Zum anderen merken die Eltern schnell, daß es nicht darum geht, einen Religionsunterricht wie in der Schule nun privat abzuhalten. Es geht darum, gemeinsam mit dem Kind sich auf den Weg zu machen, um Jesus Christus zu begegnen, ihn besser kennenzulernen und gemeinsam die Beziehung zu ihm zu pflegen. Für manche Eltern ist ER ein guter Bekannter, mit dem sie vertraut sind. Es bereitet ihnen keine großen Schwierigkeiten, ihr Kind in diese Beziehung mithineinzunehmen.

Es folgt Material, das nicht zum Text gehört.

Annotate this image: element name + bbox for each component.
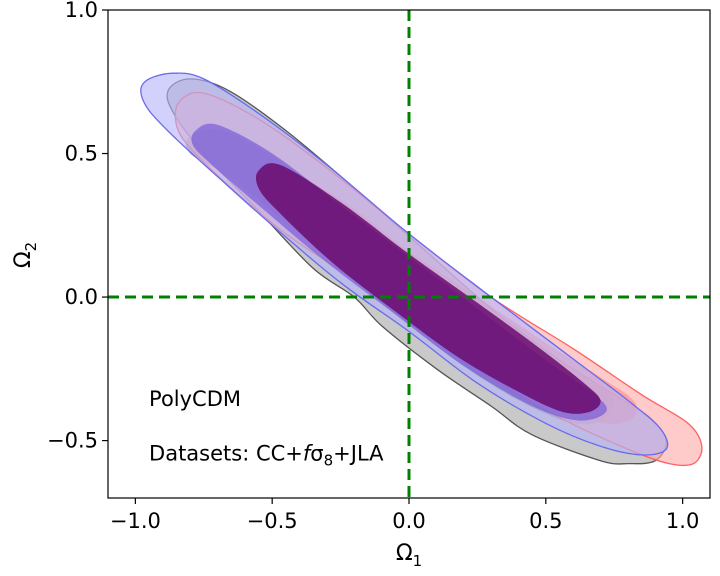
annotations: PolyCDM Datasets: CC+fσ8+JLA — [149, 387, 384, 470]
datasets-annotation: Datasets: CC+fσ8+JLA — [149, 442, 384, 470]
x-tick-label: −1.0 — [110, 509, 161, 533]
x-tick-label: 1.0 — [666, 509, 699, 533]
model-annotation: PolyCDM — [149, 387, 241, 411]
contour-overlap-core — [255, 163, 601, 414]
x-tick-label: 0.5 — [529, 509, 562, 533]
y-tick-label: −0.5 — [47, 429, 98, 453]
y-tick-label: 0.5 — [65, 142, 98, 166]
x-tick-label: 0.0 — [392, 509, 425, 533]
x-tick-label: −0.5 — [247, 509, 298, 533]
plot-area — [108, 10, 710, 498]
y-tick-label: 0.0 — [65, 285, 98, 309]
x-axis-label: Ω1 — [396, 541, 422, 570]
y-axis-label: Ω2 — [11, 242, 40, 268]
y-tick-label: 1.0 — [65, 0, 98, 22]
axes: −1.0 −0.5 0.0 0.5 1.0 −0.5 0.0 0.5 1.0 — [47, 0, 711, 533]
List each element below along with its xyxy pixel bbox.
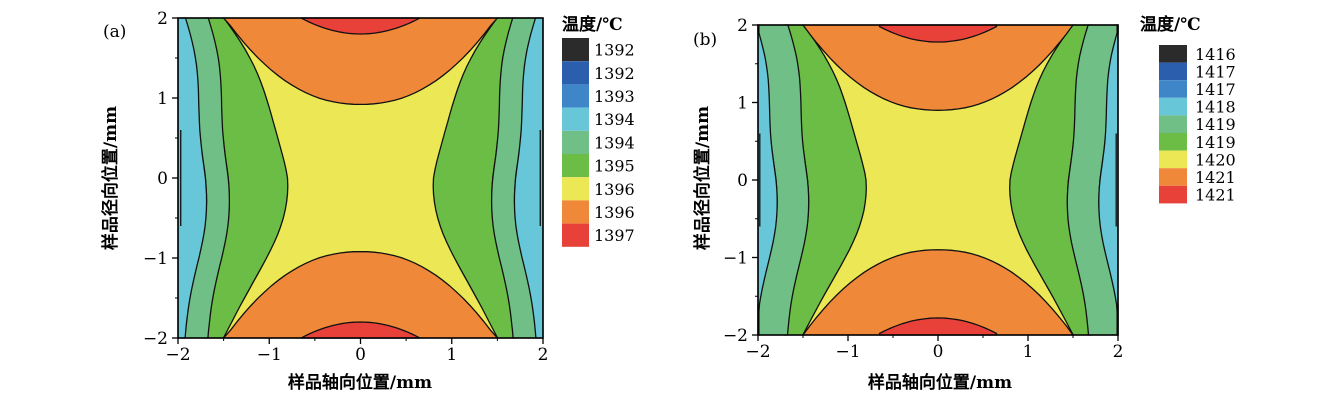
panel-a-legend-label: 1393 — [594, 87, 635, 106]
panel-a-label: (a) — [103, 22, 126, 42]
panel-a-region-red-bottom — [300, 321, 421, 339]
panel-b-y-tick-label: −1 — [723, 249, 748, 269]
panel-b-x-tick-label: −1 — [835, 342, 860, 362]
panel-a-legend-label: 1392 — [594, 41, 635, 60]
panel-b-legend-label: 1420 — [1195, 150, 1236, 169]
panel-b-x-tick-label: 2 — [1113, 342, 1124, 362]
panel-a-region-red-top — [300, 17, 421, 35]
panel-b-y-tick-label: 1 — [737, 94, 748, 114]
panel-a-legend-label: 1392 — [594, 64, 635, 83]
panel-a-legend-swatch — [562, 130, 589, 154]
panel-b-y-tick-label: −2 — [723, 326, 748, 346]
panel-a-legend-title: 温度/℃ — [562, 14, 623, 35]
panel-a-legend-label: 1394 — [594, 133, 635, 152]
panel-a-legend-swatch — [562, 200, 589, 224]
panel-a-legend-swatch — [562, 177, 589, 201]
panel-b-legend-swatch — [1159, 150, 1187, 169]
panel-b-label: (b) — [693, 30, 717, 50]
panel-b-region-red-top — [878, 24, 998, 43]
panel-a-legend-swatch — [562, 107, 589, 131]
panel-b-legend-swatch — [1159, 115, 1187, 133]
panel-a-y-tick-label: 1 — [157, 89, 168, 109]
panel-b-legend-swatch — [1159, 185, 1187, 204]
panel-b-legend-swatch — [1159, 62, 1187, 81]
panel-b-legend-swatch — [1159, 133, 1187, 151]
panel-a-x-axis-title: 样品轴向位置/mm — [288, 372, 432, 393]
panel-b-legend-label: 1417 — [1195, 80, 1236, 99]
panel-a-y-tick-label: −2 — [143, 329, 168, 349]
panel-b-legend-label: 1421 — [1195, 168, 1236, 187]
panel-b-y-tick-label: 2 — [737, 16, 748, 36]
panel-b: −2−2−1−100112214161417141714181419141914… — [692, 14, 1236, 393]
panel-a-y-tick-label: 2 — [157, 9, 168, 29]
panel-b-legend-label: 1419 — [1195, 133, 1236, 152]
panel-b-y-tick-label: 0 — [737, 171, 748, 191]
panel-b-region-orange-bottom — [801, 249, 1075, 336]
panel-a-legend-swatch — [562, 84, 589, 108]
panel-b-region-red-bottom — [878, 317, 998, 336]
panel-b-legend-label: 1421 — [1195, 186, 1236, 205]
panel-a-legend-swatch — [562, 223, 589, 247]
panel-a-legend-label: 1396 — [594, 203, 635, 222]
panel-a-region-orange-top — [222, 17, 499, 106]
panel-b-legend-swatch — [1159, 168, 1187, 186]
panel-a-legend-swatch — [562, 38, 589, 62]
panel-a-x-tick-label: −1 — [257, 345, 282, 365]
panel-a-x-tick-label: 2 — [538, 345, 549, 365]
panel-a-legend-label: 1394 — [594, 110, 635, 129]
panel-b-legend-swatch — [1159, 45, 1187, 63]
panel-b-x-tick-label: 0 — [933, 342, 944, 362]
panel-b-y-axis-title: 样品径向位置/mm — [692, 106, 713, 250]
panel-b-legend-label: 1417 — [1195, 62, 1236, 81]
panel-a-legend-label: 1396 — [594, 180, 635, 199]
panel-a-legend-swatch — [562, 61, 589, 85]
panel-a-y-tick-label: 0 — [157, 169, 168, 189]
panel-a-x-tick-label: 0 — [355, 345, 366, 365]
panel-b-legend-swatch — [1159, 97, 1187, 116]
panel-a-legend-swatch — [562, 154, 589, 178]
panel-a: −2−2 −1 −1 0 0 1 1 2 2 1392 1392 1393 1394 1394 1395 13… — [100, 9, 635, 393]
panel-a-x-tick-label: 1 — [446, 345, 457, 365]
panel-a-legend-label: 1397 — [594, 226, 635, 245]
panel-a-legend-label: 1395 — [594, 157, 635, 176]
panel-b-x-tick-label: −2 — [745, 342, 770, 362]
panel-a-y-tick-label: −1 — [143, 249, 168, 269]
panel-b-legend-label: 1418 — [1195, 98, 1236, 117]
panel-a-region-orange-bottom — [222, 250, 499, 339]
panel-b-legend-label: 1416 — [1195, 45, 1236, 64]
panel-b-legend-swatch — [1159, 80, 1187, 98]
panel-a-x-tick-label: −2 — [165, 345, 190, 365]
panel-b-legend-label: 1419 — [1195, 115, 1236, 134]
panel-a-y-axis-title: 样品径向位置/mm — [100, 106, 121, 250]
panel-b-legend-title: 温度/℃ — [1140, 14, 1201, 35]
panel-b-x-axis-title: 样品轴向位置/mm — [868, 372, 1012, 393]
panel-b-x-tick-label: 1 — [1023, 342, 1034, 362]
panel-b-region-orange-top — [801, 24, 1075, 111]
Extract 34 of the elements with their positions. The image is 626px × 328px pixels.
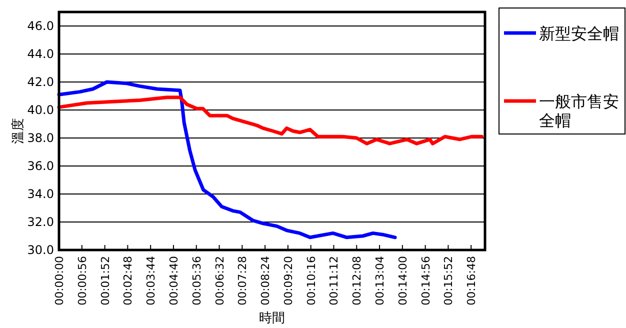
y-tick-label: 46.0 xyxy=(27,19,54,33)
x-tick-label: 00:06:32 xyxy=(213,256,226,306)
x-tick-label: 00:08:24 xyxy=(259,256,272,306)
x-tick-label: 00:00:56 xyxy=(76,256,89,306)
x-tick-label: 00:03:44 xyxy=(144,256,158,306)
line-series xyxy=(57,96,484,146)
y-tick-label: 40.0 xyxy=(27,103,54,117)
x-tick-label: 00:04:40 xyxy=(167,256,180,306)
y-tick-label: 42.0 xyxy=(27,75,54,89)
x-tick-label: 00:15:52 xyxy=(442,256,456,306)
y-tick-label: 32.0 xyxy=(27,215,54,229)
x-tick-label: 00:00:00 xyxy=(53,256,66,306)
x-tick-label: 00:14:56 xyxy=(419,256,432,306)
x-tick-label: 00:02:48 xyxy=(122,256,135,306)
y-tick-label: 44.0 xyxy=(27,47,54,61)
x-tick-label: 00:11:12 xyxy=(328,256,341,306)
y-tick-label: 34.0 xyxy=(27,187,54,201)
x-tick-label: 00:12:08 xyxy=(350,256,364,306)
y-tick-label: 38.0 xyxy=(27,131,54,145)
y-tick-label: 36.0 xyxy=(27,159,54,173)
x-axis-title: 時間 xyxy=(259,311,285,326)
x-tick-label: 00:13:04 xyxy=(374,256,387,306)
x-tick-label: 00:09:20 xyxy=(282,256,295,306)
x-tick-label: 00:16:48 xyxy=(465,256,478,306)
x-tick-label: 00:05:36 xyxy=(190,256,204,306)
x-tick-label: 00:14:00 xyxy=(396,256,410,306)
x-tick-label: 00:10:16 xyxy=(304,256,318,306)
line-series xyxy=(57,80,397,240)
y-tick-label: 30.0 xyxy=(27,243,54,257)
y-axis-title: 溫度 xyxy=(10,118,26,144)
legend-label: 一般市售安全帽 xyxy=(539,92,619,130)
x-tick-label: 00:01:52 xyxy=(98,256,112,306)
legend-label: 新型安全帽 xyxy=(539,24,619,43)
x-tick-label: 00:07:28 xyxy=(236,256,250,306)
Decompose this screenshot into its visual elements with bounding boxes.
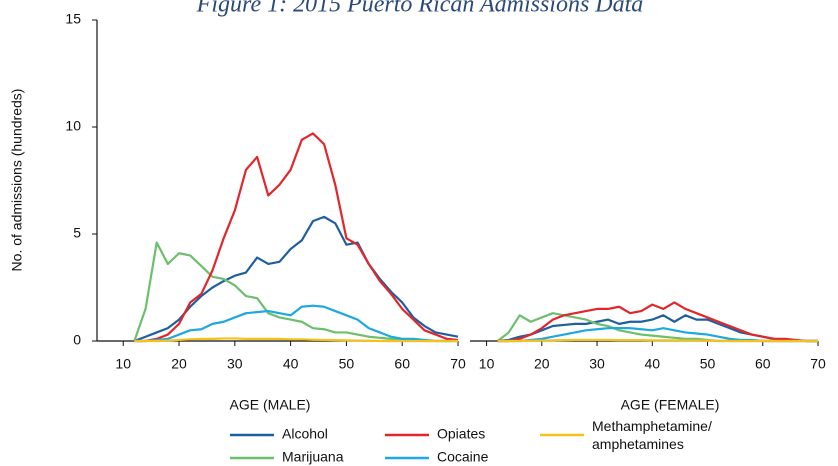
y-tick-label: 10 xyxy=(65,118,81,134)
legend-label: Cocaine xyxy=(437,449,489,465)
data-line xyxy=(134,304,458,343)
x-tick-label: 40 xyxy=(644,356,660,372)
data-line xyxy=(134,132,459,343)
legend-label: Opiates xyxy=(437,426,485,442)
legend-label-line: Methamphetamine/ xyxy=(592,418,712,434)
x-tick-label: 70 xyxy=(810,356,826,372)
x-tick-label: 20 xyxy=(171,356,187,372)
x-tick-label: 10 xyxy=(115,356,131,372)
x-tick-label: 50 xyxy=(339,356,355,372)
x-tick-label: 20 xyxy=(534,356,550,372)
x-tick-label: 60 xyxy=(755,356,771,372)
x-tick-label: 10 xyxy=(479,356,495,372)
data-line xyxy=(497,301,818,343)
legend-label: Alcohol xyxy=(282,426,328,442)
legend-label-line: amphetamines xyxy=(592,436,684,452)
data-line xyxy=(497,338,818,343)
y-tick-label: 0 xyxy=(73,332,81,348)
legend-label: Methamphetamine/amphetamines xyxy=(592,418,712,452)
x-tick-label: 30 xyxy=(227,356,243,372)
y-axis-label: No. of admissions (hundreds) xyxy=(9,89,25,272)
x-axis-label: AGE (MALE) xyxy=(230,397,311,413)
data-line xyxy=(134,337,458,343)
x-tick-label: 50 xyxy=(700,356,716,372)
data-line xyxy=(133,241,458,343)
data-line xyxy=(133,215,459,343)
x-tick-label: 40 xyxy=(283,356,299,372)
chart-title: Figure 1: 2015 Puerto Rican Admissions D… xyxy=(196,0,644,18)
x-tick-label: 70 xyxy=(450,356,466,372)
y-tick-label: 15 xyxy=(65,11,81,27)
legend-label: Marijuana xyxy=(282,449,344,465)
x-axis-label: AGE (FEMALE) xyxy=(621,397,720,413)
x-tick-label: 60 xyxy=(394,356,410,372)
x-tick-label: 30 xyxy=(589,356,605,372)
y-tick-label: 5 xyxy=(73,225,81,241)
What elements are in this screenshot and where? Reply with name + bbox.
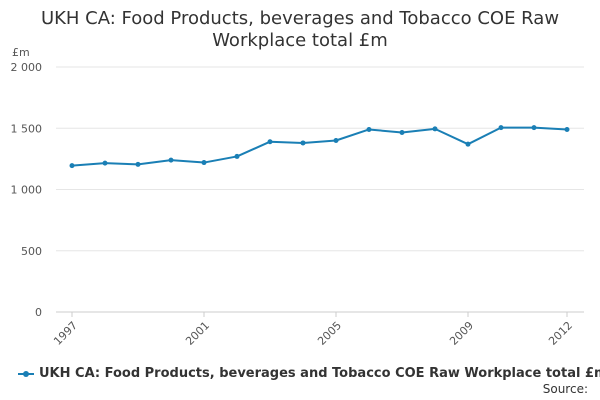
y-tick-label: 1 000 bbox=[11, 184, 43, 197]
x-tick-label: 1997 bbox=[51, 319, 80, 348]
data-point[interactable] bbox=[564, 126, 570, 132]
chart-title: UKH CA: Food Products, beverages and Tob… bbox=[0, 8, 600, 52]
data-point[interactable] bbox=[498, 125, 504, 131]
data-point[interactable] bbox=[69, 163, 75, 169]
x-axis: 1997 2001 2005 2009 2012 bbox=[51, 312, 575, 348]
chart-title-line-1: UKH CA: Food Products, beverages and Tob… bbox=[40, 8, 560, 29]
source-label: Source: bbox=[542, 382, 588, 396]
data-point[interactable] bbox=[531, 125, 537, 131]
data-point[interactable] bbox=[432, 126, 438, 132]
y-tick-label: 0 bbox=[35, 306, 42, 319]
x-tick-label: 2012 bbox=[546, 319, 575, 348]
data-point[interactable] bbox=[102, 160, 108, 166]
chart-title-line-2: Workplace total £m bbox=[212, 30, 388, 51]
data-point[interactable] bbox=[300, 140, 306, 146]
data-point[interactable] bbox=[333, 138, 339, 143]
x-tick-label: 2009 bbox=[447, 319, 476, 348]
legend[interactable]: UKH CA: Food Products, beverages and Tob… bbox=[18, 366, 600, 381]
y-tick-label: 2 000 bbox=[11, 61, 43, 74]
data-point[interactable] bbox=[267, 139, 273, 145]
data-point[interactable] bbox=[465, 141, 471, 147]
y-axis: 0 500 1 000 1 500 2 000 bbox=[11, 61, 43, 319]
legend-line-marker-icon bbox=[18, 369, 34, 379]
gridlines bbox=[56, 66, 584, 313]
y-tick-label: 500 bbox=[21, 245, 42, 258]
data-point[interactable] bbox=[399, 130, 405, 136]
y-tick-label: 1 500 bbox=[11, 122, 43, 135]
legend-series-label: UKH CA: Food Products, beverages and Tob… bbox=[39, 366, 600, 381]
data-point[interactable] bbox=[168, 157, 174, 163]
y-unit-label: £m bbox=[12, 46, 30, 59]
x-tick-label: 2005 bbox=[315, 319, 344, 348]
data-point[interactable] bbox=[234, 153, 240, 159]
x-tick-label: 2001 bbox=[183, 319, 212, 348]
data-point[interactable] bbox=[135, 161, 141, 167]
series-line bbox=[71, 126, 568, 167]
series-group bbox=[69, 125, 570, 169]
data-point[interactable] bbox=[201, 160, 207, 166]
data-point[interactable] bbox=[366, 126, 372, 132]
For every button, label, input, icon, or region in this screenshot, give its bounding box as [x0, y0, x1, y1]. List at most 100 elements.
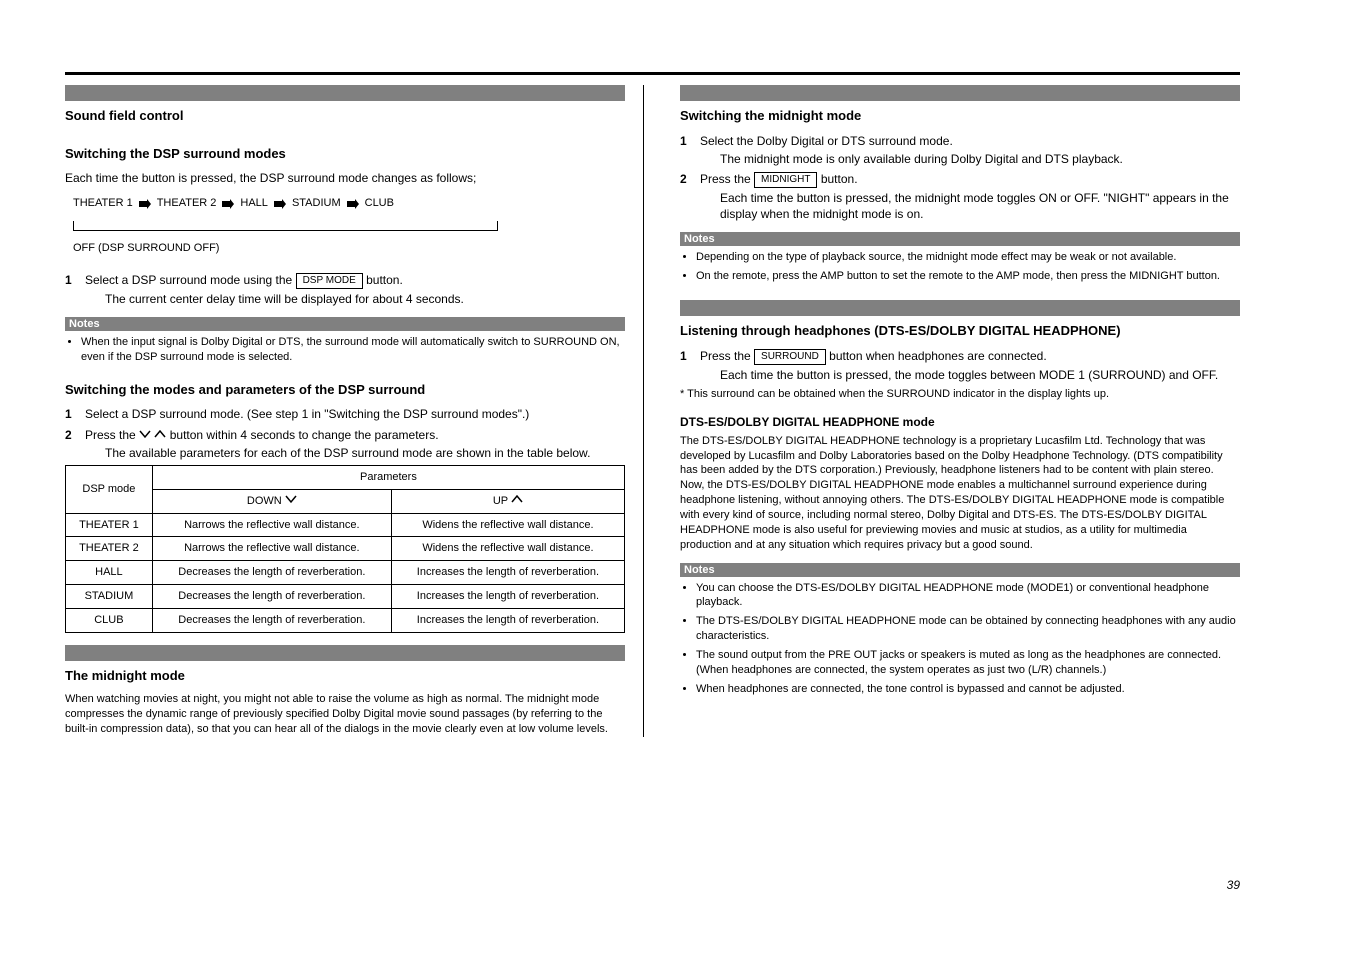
table-cell: CLUB — [66, 609, 153, 633]
step-text: button. — [821, 172, 858, 186]
table-cell: THEATER 1 — [66, 513, 153, 537]
dsp-step-1: 1 Select a DSP surround mode using the D… — [65, 272, 625, 307]
sound-field-title: Sound field control — [65, 107, 625, 125]
mn-step-2: 2 Press the MIDNIGHT button. Each time t… — [680, 171, 1240, 222]
dsp-param-step-1: 1 Select a DSP surround mode. (See step … — [65, 406, 625, 422]
table-row: CLUB Decreases the length of reverberati… — [66, 609, 625, 633]
table-cell: HALL — [66, 561, 153, 585]
hp-footnote: * This surround can be obtained when the… — [680, 387, 1240, 402]
table-cell: Increases the length of reverberation. — [391, 561, 624, 585]
dsp-modes-title: Switching the DSP surround modes — [65, 145, 625, 163]
step-text: Press the — [700, 172, 754, 186]
midnight-title: The midnight mode — [65, 667, 625, 685]
page-number: 39 — [1227, 878, 1240, 892]
step-indent: The current center delay time will be di… — [105, 291, 625, 307]
mn-notes: Notes Depending on the type of playback … — [680, 232, 1240, 284]
hp-sub-title: DTS-ES/DOLBY DIGITAL HEADPHONE mode — [680, 414, 1240, 430]
step-text: Select a DSP surround mode using the — [85, 273, 296, 287]
step-number: 1 — [65, 406, 79, 422]
note-item: When headphones are connected, the tone … — [696, 682, 1240, 697]
note-item: When the input signal is Dolby Digital o… — [81, 335, 625, 365]
dsp-flow: THEATER 1 THEATER 2 HALL STADIUM CLUB — [73, 196, 625, 211]
table-row: THEATER 1 Narrows the reflective wall di… — [66, 513, 625, 537]
table-cell: THEATER 2 — [66, 537, 153, 561]
table-cell: Increases the length of reverberation. — [391, 585, 624, 609]
note-item: You can choose the DTS-ES/DOLBY DIGITAL … — [696, 581, 1240, 611]
flow-bracket — [73, 221, 498, 231]
dsp-params-table: DSP mode Parameters DOWN UP THEATER 1 Na… — [65, 465, 625, 633]
step-number: 1 — [680, 348, 694, 383]
dsp-params-title: Switching the modes and parameters of th… — [65, 381, 625, 399]
step-number: 1 — [65, 272, 79, 307]
flow-off: OFF (DSP SURROUND OFF) — [73, 241, 625, 256]
surround-button-label: SURROUND — [754, 349, 826, 365]
flow-node: CLUB — [365, 196, 394, 211]
hp-notes: Notes You can choose the DTS-ES/DOLBY DI… — [680, 563, 1240, 697]
section-bar-midnight — [65, 645, 625, 661]
midnight-button-label: MIDNIGHT — [754, 172, 817, 188]
step-number: 2 — [65, 427, 79, 461]
step-text: Select a DSP surround mode. (See step 1 … — [85, 406, 625, 422]
table-row: THEATER 2 Narrows the reflective wall di… — [66, 537, 625, 561]
arrow-right-icon — [274, 199, 286, 209]
left-column: Sound field control Switching the DSP su… — [65, 85, 644, 737]
hp-step-1: 1 Press the SURROUND button when headpho… — [680, 348, 1240, 383]
step-number: 2 — [680, 171, 694, 222]
table-row: STADIUM Decreases the length of reverber… — [66, 585, 625, 609]
chevron-down-icon — [285, 494, 297, 509]
midnight-switch-title: Switching the midnight mode — [680, 107, 1240, 125]
table-cell: Widens the reflective wall distance. — [391, 537, 624, 561]
table-cell: Decreases the length of reverberation. — [152, 561, 391, 585]
step-indent: The available parameters for each of the… — [105, 445, 625, 461]
arrow-right-icon — [139, 199, 151, 209]
table-header-down: DOWN — [152, 489, 391, 513]
section-bar-midnight-switch — [680, 85, 1240, 101]
dsp-intro: Each time the button is pressed, the DSP… — [65, 170, 625, 186]
table-cell: Narrows the reflective wall distance. — [152, 513, 391, 537]
section-bar-headphones — [680, 300, 1240, 316]
note-item: On the remote, press the AMP button to s… — [696, 269, 1240, 284]
flow-node: STADIUM — [292, 196, 341, 211]
note-item: The sound output from the PRE OUT jacks … — [696, 648, 1240, 678]
chevron-up-icon — [511, 494, 523, 509]
headphones-title: Listening through headphones (DTS-ES/DOL… — [680, 322, 1240, 340]
chevron-up-icon — [154, 427, 166, 443]
mn-step-1: 1 Select the Dolby Digital or DTS surrou… — [680, 133, 1240, 167]
note-item: The DTS-ES/DOLBY DIGITAL HEADPHONE mode … — [696, 614, 1240, 644]
step-text: Select the Dolby Digital or DTS surround… — [700, 134, 953, 148]
table-header-up: UP — [391, 489, 624, 513]
section-bar-sound — [65, 85, 625, 101]
dsp-notes: Notes When the input signal is Dolby Dig… — [65, 317, 625, 365]
table-cell: Narrows the reflective wall distance. — [152, 537, 391, 561]
midnight-intro: When watching movies at night, you might… — [65, 692, 625, 737]
table-header: Parameters — [152, 465, 624, 489]
step-text: button. — [366, 273, 403, 287]
flow-node: THEATER 1 — [73, 196, 133, 211]
step-indent: The midnight mode is only available duri… — [720, 151, 1240, 167]
arrow-right-icon — [347, 199, 359, 209]
dsp-mode-button-label: DSP MODE — [296, 273, 363, 289]
step-number: 1 — [680, 133, 694, 167]
dsp-param-step-2: 2 Press the button within 4 seconds to c… — [65, 427, 625, 461]
hp-sub-body: The DTS-ES/DOLBY DIGITAL HEADPHONE techn… — [680, 434, 1240, 553]
right-column: Switching the midnight mode 1 Select the… — [680, 85, 1240, 737]
table-row: HALL Decreases the length of reverberati… — [66, 561, 625, 585]
table-cell: Decreases the length of reverberation. — [152, 585, 391, 609]
step-indent: Each time the button is pressed, the mid… — [720, 190, 1240, 222]
table-header: DSP mode — [66, 465, 153, 513]
step-text: Press the — [700, 349, 754, 363]
step-text: Press the — [85, 428, 139, 442]
flow-node: THEATER 2 — [157, 196, 217, 211]
note-item: Depending on the type of playback source… — [696, 250, 1240, 265]
flow-node: HALL — [240, 196, 268, 211]
table-cell: Decreases the length of reverberation. — [152, 609, 391, 633]
step-indent: Each time the button is pressed, the mod… — [720, 367, 1240, 383]
table-cell: Widens the reflective wall distance. — [391, 513, 624, 537]
top-rule — [65, 72, 1240, 75]
step-text: button when headphones are connected. — [829, 349, 1047, 363]
table-cell: Increases the length of reverberation. — [391, 609, 624, 633]
table-cell: STADIUM — [66, 585, 153, 609]
arrow-right-icon — [222, 199, 234, 209]
chevron-down-icon — [139, 427, 151, 443]
step-text: button within 4 seconds to change the pa… — [170, 428, 439, 442]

Bleibende Früchte für das Familienleben

Viele Eltern müssen den aus vergangenen Tagen bereits Bekannten nochmals neu kennenlernen oder die aus allerlei Gründen etwas einge-schlafene, vielleicht problematisch gewordene Beziehung für sich selber erst wieder erklären und auffrischen. Dabei können sie aber durchaus zusammen mit ihrem Kind diese Beziehung erschließen. Kinder von Eltern, die sich trotz allen Bemühungen seitens der pastoral Verantwortlichen nicht auf den „Kommunionweg als Familienkatechese" einlassen wollen oder können, werden von der Kommunionvorbereitung nicht ausgeschlossen. Diese Kinder gehen eben nur in die Kommuniongruppe und lernen dadurch Jesus Christus zumindest so gut kennen, daß es verantwortet ist, sie zur Erstkommunion zuzulassen.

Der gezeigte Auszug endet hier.